Laporan Akhir
Tahun 2012 Nusantara
Transfer Dana
ke Daerah untuk Siapa?
|
KOMPAS,
21 Desember 2012
Provinsi Aceh, Papua, dan Papua Barat
hingga kini tercatat sebagai provinsi yang mendapat transfer dana paling
besar dari pusat di antara provinsi-provinsi lain di Indonesia.
Selain dana alokasi umum, dana alokasi
khusus, dan dana bagi hasil, serta dana penyesuaian, ketiga provinsi itu juga
mendapat dana otonomi khusus (otsus).
Dana otsus yang diterima Aceh tahun ini Rp
5,4 triliun dari total Anggaran Pendapatan dan Belanja Daerah (APBD) Aceh Rp 9,51 triliun. Tahun depan, dana otsus
Aceh akan naik lagi jadi Rp 6,1 triliun. Total sejak 2008, Aceh mendapat
tambahan dana Rp 26,8 triliun. Ini menjadikan Aceh provinsi terkaya ketujuh
di Indonesia.
Demikian pula di Papua. Dana otsus tahun
2012 yang diterima Rp 3,83 triliun dari total APBD Rp 7,18 triliun. Tahun
depan akan naik lagi jadi Rp 4,28 triliun. Di Papua Barat, dana otsus tahun ini Rp 1,64 triliun dari
total APBD Rp 3,99 triliun. Tahun depan juga naik menjadi Rp 1,83 triliun.
Total 10 tahun masa otsus, kedua provinsi ini mendapat Rp 28 triliun lebih.
Dana itu, tentunya, sangat besar jika dibandingkan provinsi yang tidak
menerima otsus. Bangka Belitung, misalnya, volume APBD 2012 hanya Rp 1,45
triliun, sementara Maluku hanya Rp 1,42 triliun.
Namun, apakah besarnya dana yang diterima
sebanding dengan kesejahteraan rakyat? Dari hasil analisis Masyarakat
Transparansi Aceh (Mata) bekerja sama dengan Public Expenditure Analysis & Capacity Strengthening Program,
yang didukung Bank Dunia dan Australia Aid, kesejahteraan di Aceh masih
mimpi.
Menurut Koordinator Mata Alfian, besarnya
anggaran di Aceh belum diikuti kebijakan dan pengelolaan anggaran yang
efektif dan efisien. Salah satunya, alokasi belanja untuk aparatur daerah
lebih besar dibanding belanja barang.

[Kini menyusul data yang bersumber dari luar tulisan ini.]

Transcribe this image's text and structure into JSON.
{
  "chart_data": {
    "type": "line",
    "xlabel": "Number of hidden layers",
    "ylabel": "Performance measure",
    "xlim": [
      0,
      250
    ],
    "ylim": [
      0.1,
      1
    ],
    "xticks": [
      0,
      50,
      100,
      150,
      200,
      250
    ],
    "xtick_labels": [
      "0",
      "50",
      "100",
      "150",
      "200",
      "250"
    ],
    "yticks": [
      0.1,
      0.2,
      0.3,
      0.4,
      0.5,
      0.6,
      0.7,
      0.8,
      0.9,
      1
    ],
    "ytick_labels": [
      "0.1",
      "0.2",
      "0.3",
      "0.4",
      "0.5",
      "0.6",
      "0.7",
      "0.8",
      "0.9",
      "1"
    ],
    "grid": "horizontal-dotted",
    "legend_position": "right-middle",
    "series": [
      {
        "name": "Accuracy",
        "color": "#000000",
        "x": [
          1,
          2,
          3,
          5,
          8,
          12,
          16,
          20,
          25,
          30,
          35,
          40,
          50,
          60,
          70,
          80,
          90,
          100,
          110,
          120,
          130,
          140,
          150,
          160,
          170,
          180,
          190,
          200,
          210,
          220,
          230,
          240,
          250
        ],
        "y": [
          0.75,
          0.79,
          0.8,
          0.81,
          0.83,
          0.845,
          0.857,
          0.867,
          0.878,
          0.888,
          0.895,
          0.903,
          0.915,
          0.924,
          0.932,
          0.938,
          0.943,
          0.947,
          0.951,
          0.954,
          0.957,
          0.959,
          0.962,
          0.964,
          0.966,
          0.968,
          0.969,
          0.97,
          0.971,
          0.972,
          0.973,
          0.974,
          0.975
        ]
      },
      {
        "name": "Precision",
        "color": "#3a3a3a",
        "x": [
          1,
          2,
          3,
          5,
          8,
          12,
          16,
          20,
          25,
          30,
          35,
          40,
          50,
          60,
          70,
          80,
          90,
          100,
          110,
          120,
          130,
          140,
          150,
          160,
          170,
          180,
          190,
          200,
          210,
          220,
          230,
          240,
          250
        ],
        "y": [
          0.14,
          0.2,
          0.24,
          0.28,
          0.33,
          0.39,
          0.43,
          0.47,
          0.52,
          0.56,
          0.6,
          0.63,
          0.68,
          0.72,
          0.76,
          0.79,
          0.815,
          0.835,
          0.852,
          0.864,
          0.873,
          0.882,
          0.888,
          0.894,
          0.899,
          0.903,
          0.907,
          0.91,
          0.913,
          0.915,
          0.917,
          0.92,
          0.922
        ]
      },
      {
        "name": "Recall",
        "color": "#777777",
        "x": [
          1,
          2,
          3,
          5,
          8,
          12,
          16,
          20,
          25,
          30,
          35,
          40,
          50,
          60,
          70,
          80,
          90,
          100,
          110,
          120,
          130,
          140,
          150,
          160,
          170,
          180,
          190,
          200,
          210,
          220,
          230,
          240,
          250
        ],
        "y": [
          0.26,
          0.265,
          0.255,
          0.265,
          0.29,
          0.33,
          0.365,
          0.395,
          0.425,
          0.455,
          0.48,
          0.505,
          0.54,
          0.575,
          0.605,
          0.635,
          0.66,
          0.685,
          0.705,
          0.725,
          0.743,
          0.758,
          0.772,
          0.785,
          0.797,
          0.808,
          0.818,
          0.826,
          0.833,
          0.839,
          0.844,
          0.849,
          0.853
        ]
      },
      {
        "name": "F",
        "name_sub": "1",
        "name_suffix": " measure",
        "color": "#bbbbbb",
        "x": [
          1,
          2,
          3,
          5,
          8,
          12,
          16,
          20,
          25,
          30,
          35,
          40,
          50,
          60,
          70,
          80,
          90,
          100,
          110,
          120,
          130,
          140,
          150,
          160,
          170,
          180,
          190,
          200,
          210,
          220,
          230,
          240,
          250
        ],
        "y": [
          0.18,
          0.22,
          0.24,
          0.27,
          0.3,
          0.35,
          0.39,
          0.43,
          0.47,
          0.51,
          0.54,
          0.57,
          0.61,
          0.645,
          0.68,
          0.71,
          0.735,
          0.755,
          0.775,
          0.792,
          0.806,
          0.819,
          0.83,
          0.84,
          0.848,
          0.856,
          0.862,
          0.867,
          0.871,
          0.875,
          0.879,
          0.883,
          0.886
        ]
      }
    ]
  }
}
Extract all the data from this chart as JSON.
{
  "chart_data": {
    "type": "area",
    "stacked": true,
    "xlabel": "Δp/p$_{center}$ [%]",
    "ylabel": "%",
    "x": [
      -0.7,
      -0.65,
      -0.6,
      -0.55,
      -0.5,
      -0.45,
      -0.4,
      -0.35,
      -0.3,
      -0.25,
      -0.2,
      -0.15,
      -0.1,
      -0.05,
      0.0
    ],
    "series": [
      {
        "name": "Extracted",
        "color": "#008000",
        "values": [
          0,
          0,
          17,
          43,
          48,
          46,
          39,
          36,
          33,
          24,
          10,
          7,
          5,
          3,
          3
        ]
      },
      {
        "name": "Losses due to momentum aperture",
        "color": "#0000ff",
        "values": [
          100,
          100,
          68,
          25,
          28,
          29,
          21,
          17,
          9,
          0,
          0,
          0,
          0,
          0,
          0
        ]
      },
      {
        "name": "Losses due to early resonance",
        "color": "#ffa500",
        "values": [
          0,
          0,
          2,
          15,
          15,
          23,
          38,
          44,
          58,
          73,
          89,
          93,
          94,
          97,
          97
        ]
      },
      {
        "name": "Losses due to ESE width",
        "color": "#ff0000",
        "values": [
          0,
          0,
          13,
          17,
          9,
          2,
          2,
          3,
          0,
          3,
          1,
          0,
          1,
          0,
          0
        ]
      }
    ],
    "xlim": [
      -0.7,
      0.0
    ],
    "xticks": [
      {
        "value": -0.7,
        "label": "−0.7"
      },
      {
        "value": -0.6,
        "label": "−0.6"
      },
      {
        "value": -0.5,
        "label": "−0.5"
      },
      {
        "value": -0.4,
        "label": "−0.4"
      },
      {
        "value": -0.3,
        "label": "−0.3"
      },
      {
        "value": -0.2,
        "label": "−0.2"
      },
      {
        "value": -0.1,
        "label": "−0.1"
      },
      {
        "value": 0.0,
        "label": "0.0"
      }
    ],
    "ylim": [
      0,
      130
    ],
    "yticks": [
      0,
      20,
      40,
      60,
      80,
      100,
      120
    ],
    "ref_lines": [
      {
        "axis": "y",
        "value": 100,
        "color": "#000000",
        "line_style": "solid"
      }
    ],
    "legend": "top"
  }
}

Akibatnya, layanan publik pun minim.
Aceh masuk sebagai wilayah termiskin ke-7
di Indonesia, yang penduduk miskinnya 20,98 persen dari 4,3 juta jiwa
penduduk Aceh. Padahal, rata-rata penduduk miskin nasional 13,3 persen.
Indeks Pembangunan Manusia (IPM) Aceh juga rendah. Aceh peringkat ke-18 dari
33 provinsi. Kualitas pendidikan juga minim.
Kesalahan Pusat
Hingga kini, korupsi masih menghantui.
Lembaga antikorupsi nasional menempatkan Aceh sebagai provinsi terkorup kedua
setelah Jakarta. Kerugian negara akibat korupsi di Aceh kini Rp 275,4 miliar
dengan 80 kasus. Uang yang dikorupsi diduga lebih besar karena belum
ditangani sungguh-sungguh. Korupsi jadi bukti kesejahteraan baru sebagian
dinikmati elite.
Menurut Ketua Kaukus Papua DPR Paskalis
Kosay, hingga kini, kemiskinan di Papua dan Papua Barat di atas rata-rata
nasional. Tahun 2010, persentasenya 36,80 persen, dan Papua Barat 34,88
persen. Tingkat partisipasi anak sekolah masih rendah. Juga layanan
kesehatan, yang salah satunya tecermin dari kematian bayi yang cukup besar.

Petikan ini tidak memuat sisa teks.